Tutti i Comuni possono partecipare

redazione martedì 4 dicembre 2018
RegioneLazio PrimoPiano
LAZIO - Con i Consigli dei Giovani e dei Bambini la Regione sostiene forme di partecipazione democratica per le nuove generazioni del Lazio. L'obiettivo è rendere i ragazzi protagonisti della politica attiva e coinvolgerli il più possibile nel governo locale e regionale.

Così un comunicato della Regione Lazio.

Il Lazio è stata la prima Regione ad istituzionalizzare le forme di partecipazione democratica dei giovani in linea con la Convenzione ONU sui diritti del Fanciullo e la Carta Europea di partecipazione dei giovani alla vita locale e regionale.

Il nuovo avviso pubblico sostiene la creazione di una filiera di partecipazione democratica che va dagli 8 ai 25 anni. Circa 125mila euro le risorse a disposizione per favorire la nascita di nuovi Consigli e le loro attività. Ogni Comune potrà richiedere un finanziamento per l'attivazione di un nuovo Consiglio (fino a 6.000€) oppure un contributo per la realizzazione dei progetti di un Consiglio già attivo (fino a 5.000€). Inoltre, la Regione Lazio attiverà a breve una conferenza dei Consigli attivi al fine di poter coordinare le attività e creare una rete per diffondere le buone prassi, per realizzare progetti e iniziative.

In particolare:

I Consigli dei Bambini, dagli 8 ai 14 anni, sono organi democratici di rappresentanza istituiti dai Comuni insieme alle istituzioni scolastiche per portare nelle Amministrazioni un punto di vista differente da quello degli adulti.

I Consigli dei Giovani, dai 15 ai 25 anni, oltre ad essere un'opportunità e un'occasione per i ragazzi e le ragazze di avere un luogo dove far sentire la propria voce e proporre le proprie idee, rappresentano un cambiamento epocale nel processo decisionale delle amministrazioni locali. Infatti Municipi e Comuni, in presenza di un Consiglio dei Giovani, prima di adottare decisioni riguardo le politiche giovanili, dovranno consultare le ragazze e i ragazzi. Viceversa, il Consiglio dei Giovani potrà sviluppare iniziative nonché promuovere attività per informare i ragazzi e coinvolgerli nella vita amministrativa.

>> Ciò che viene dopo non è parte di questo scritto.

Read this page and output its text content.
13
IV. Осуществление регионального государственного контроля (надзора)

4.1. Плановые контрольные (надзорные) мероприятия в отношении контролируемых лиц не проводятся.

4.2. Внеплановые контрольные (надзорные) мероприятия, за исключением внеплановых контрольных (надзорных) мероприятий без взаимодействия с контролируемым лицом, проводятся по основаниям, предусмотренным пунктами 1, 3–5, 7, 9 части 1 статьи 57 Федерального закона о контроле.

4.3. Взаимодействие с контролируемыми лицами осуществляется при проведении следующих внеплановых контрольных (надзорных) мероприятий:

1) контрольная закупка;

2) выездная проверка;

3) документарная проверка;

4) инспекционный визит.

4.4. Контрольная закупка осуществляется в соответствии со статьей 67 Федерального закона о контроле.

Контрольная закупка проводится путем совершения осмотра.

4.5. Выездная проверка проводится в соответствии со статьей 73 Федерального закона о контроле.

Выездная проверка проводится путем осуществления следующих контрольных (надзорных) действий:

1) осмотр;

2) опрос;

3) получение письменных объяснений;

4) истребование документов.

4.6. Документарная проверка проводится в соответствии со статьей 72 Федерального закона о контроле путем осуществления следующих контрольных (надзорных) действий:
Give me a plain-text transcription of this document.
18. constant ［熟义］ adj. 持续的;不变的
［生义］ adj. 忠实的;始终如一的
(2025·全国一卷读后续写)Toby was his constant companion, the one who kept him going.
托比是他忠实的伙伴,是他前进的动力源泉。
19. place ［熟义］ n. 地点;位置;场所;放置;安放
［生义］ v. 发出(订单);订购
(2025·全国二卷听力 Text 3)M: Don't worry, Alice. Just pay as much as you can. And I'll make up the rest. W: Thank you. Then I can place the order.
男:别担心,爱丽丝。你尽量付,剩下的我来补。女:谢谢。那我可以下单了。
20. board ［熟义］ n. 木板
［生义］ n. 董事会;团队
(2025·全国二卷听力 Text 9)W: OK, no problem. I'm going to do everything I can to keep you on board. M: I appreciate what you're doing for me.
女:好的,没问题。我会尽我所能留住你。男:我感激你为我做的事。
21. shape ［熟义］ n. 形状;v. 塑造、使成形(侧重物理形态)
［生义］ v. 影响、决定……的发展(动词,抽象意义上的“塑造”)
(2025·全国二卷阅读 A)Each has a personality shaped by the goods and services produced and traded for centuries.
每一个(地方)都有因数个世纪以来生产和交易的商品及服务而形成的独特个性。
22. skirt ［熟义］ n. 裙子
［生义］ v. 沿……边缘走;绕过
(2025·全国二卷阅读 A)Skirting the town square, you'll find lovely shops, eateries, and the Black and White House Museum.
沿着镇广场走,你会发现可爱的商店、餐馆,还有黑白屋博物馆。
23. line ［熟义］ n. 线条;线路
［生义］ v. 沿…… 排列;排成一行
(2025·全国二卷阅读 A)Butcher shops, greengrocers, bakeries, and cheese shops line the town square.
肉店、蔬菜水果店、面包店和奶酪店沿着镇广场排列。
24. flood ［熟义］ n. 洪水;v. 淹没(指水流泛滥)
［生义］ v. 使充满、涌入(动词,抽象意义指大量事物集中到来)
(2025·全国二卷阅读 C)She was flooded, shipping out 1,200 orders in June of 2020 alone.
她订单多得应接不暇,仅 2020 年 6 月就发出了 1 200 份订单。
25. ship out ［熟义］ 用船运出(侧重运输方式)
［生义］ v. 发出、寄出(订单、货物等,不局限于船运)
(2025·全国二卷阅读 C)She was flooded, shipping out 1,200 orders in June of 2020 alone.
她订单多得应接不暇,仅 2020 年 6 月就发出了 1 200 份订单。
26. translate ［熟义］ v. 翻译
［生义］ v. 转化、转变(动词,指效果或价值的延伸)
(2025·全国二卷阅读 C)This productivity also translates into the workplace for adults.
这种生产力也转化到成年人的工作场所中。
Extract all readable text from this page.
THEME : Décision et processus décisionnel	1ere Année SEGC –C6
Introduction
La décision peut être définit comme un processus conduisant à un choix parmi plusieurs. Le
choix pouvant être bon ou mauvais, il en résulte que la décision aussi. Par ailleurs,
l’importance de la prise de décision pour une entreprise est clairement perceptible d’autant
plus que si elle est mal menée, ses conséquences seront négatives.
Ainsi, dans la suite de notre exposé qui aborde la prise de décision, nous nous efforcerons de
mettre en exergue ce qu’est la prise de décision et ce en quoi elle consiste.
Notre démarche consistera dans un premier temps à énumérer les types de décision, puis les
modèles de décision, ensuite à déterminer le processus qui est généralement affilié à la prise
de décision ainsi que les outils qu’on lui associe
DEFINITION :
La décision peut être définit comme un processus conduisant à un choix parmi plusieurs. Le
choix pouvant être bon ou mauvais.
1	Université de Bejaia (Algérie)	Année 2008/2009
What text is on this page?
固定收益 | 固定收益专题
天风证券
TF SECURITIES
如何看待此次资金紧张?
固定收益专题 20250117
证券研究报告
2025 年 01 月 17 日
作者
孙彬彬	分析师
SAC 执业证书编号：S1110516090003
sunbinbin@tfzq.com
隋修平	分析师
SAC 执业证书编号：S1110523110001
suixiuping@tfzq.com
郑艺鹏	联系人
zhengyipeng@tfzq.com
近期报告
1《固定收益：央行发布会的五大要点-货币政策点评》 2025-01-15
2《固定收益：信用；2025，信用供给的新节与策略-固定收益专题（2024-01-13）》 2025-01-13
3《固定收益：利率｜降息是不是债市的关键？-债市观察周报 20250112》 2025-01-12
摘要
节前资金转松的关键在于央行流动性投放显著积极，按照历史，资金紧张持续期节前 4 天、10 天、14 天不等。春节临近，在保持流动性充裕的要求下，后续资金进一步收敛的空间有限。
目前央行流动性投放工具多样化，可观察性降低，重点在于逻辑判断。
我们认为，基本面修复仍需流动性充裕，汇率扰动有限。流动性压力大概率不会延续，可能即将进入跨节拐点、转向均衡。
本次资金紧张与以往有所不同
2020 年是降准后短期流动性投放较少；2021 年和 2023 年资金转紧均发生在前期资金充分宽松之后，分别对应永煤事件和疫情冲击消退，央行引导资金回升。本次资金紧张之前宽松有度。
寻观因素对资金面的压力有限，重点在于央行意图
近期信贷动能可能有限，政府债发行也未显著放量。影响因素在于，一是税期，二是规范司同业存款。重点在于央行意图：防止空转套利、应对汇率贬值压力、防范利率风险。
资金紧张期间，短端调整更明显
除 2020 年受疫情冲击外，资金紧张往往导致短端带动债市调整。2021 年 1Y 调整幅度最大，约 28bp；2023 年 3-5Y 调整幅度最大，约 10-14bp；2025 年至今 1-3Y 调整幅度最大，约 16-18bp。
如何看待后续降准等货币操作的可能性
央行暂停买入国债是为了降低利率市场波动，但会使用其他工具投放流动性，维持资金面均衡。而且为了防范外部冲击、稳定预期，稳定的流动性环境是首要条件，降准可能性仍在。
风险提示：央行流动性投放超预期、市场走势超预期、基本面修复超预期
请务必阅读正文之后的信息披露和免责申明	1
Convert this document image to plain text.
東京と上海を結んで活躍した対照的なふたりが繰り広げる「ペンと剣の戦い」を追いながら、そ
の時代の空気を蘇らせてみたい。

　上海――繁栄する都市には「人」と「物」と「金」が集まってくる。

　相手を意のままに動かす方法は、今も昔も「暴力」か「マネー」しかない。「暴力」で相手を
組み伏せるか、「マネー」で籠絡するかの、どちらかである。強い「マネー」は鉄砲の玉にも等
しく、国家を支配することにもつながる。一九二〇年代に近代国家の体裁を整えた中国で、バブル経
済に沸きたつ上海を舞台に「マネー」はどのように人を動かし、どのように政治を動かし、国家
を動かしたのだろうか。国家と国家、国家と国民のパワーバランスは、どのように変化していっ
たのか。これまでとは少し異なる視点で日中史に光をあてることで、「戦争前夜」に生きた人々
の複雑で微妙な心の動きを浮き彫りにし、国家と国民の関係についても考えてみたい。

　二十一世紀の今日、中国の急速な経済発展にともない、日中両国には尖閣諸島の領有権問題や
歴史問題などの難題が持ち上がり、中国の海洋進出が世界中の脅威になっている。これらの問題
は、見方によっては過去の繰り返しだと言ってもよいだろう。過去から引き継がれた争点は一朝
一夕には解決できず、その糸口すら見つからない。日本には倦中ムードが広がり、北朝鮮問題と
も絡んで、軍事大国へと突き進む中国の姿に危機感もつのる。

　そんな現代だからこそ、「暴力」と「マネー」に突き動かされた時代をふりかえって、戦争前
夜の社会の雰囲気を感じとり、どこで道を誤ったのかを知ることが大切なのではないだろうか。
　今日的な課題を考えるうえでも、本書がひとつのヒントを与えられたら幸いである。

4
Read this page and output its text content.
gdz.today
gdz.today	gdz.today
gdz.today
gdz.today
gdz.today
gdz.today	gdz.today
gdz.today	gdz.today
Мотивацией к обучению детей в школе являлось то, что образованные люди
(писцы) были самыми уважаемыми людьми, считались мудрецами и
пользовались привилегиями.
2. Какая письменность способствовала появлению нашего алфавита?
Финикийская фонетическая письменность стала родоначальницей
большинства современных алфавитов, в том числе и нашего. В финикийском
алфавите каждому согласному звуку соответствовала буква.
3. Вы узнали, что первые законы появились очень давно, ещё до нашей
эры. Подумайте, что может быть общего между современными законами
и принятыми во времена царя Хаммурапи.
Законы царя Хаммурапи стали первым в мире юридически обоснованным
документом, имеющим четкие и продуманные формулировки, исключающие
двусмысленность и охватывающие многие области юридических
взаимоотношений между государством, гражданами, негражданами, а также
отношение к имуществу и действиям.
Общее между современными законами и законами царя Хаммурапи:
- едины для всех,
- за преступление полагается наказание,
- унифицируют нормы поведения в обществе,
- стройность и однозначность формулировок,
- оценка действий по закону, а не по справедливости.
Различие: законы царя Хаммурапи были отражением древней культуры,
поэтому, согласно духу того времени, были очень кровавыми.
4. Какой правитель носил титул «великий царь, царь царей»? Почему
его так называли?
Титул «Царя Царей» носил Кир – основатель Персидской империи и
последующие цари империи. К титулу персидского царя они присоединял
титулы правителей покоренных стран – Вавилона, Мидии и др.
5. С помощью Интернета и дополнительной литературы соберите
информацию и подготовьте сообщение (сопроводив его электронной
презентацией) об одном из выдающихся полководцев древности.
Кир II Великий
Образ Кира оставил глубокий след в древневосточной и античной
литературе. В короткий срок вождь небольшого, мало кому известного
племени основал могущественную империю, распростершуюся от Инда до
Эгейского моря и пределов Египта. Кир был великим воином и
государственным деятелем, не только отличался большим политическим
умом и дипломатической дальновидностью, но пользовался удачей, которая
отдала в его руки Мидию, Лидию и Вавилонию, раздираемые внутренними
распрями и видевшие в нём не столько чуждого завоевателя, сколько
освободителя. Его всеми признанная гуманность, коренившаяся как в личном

Ad oggi nel Lazio sono attivi 14 Consigli dei Giovani con oltre 150 ragazzi coinvolti: in provincia di Roma, protagonisti di questa esperienza sono i ragazzi di Grottaferrata, Albano, Bassano Romano, Capena, Affile, Cave e del II Municipio della Capitale. Nel viterbese i Consigli dei Giovani sono attivi a Oriolo Romano, Vejano, Gallese e Vallerano e nel frusinate a Paliano. In provincia di Latina i ragazzi sono al tavolo delle decisioni sia a Priverno che ad Aprilia.

Vai qui per tutte le informazioni e modalità di adesione: http://www.regione.lazio.it/rl_giovani/?vw=documentazioneDettaglio&id=46973 

La scadenza per la presentazione delle domande è fissata per le ore 12 del 31 gennaio 2019.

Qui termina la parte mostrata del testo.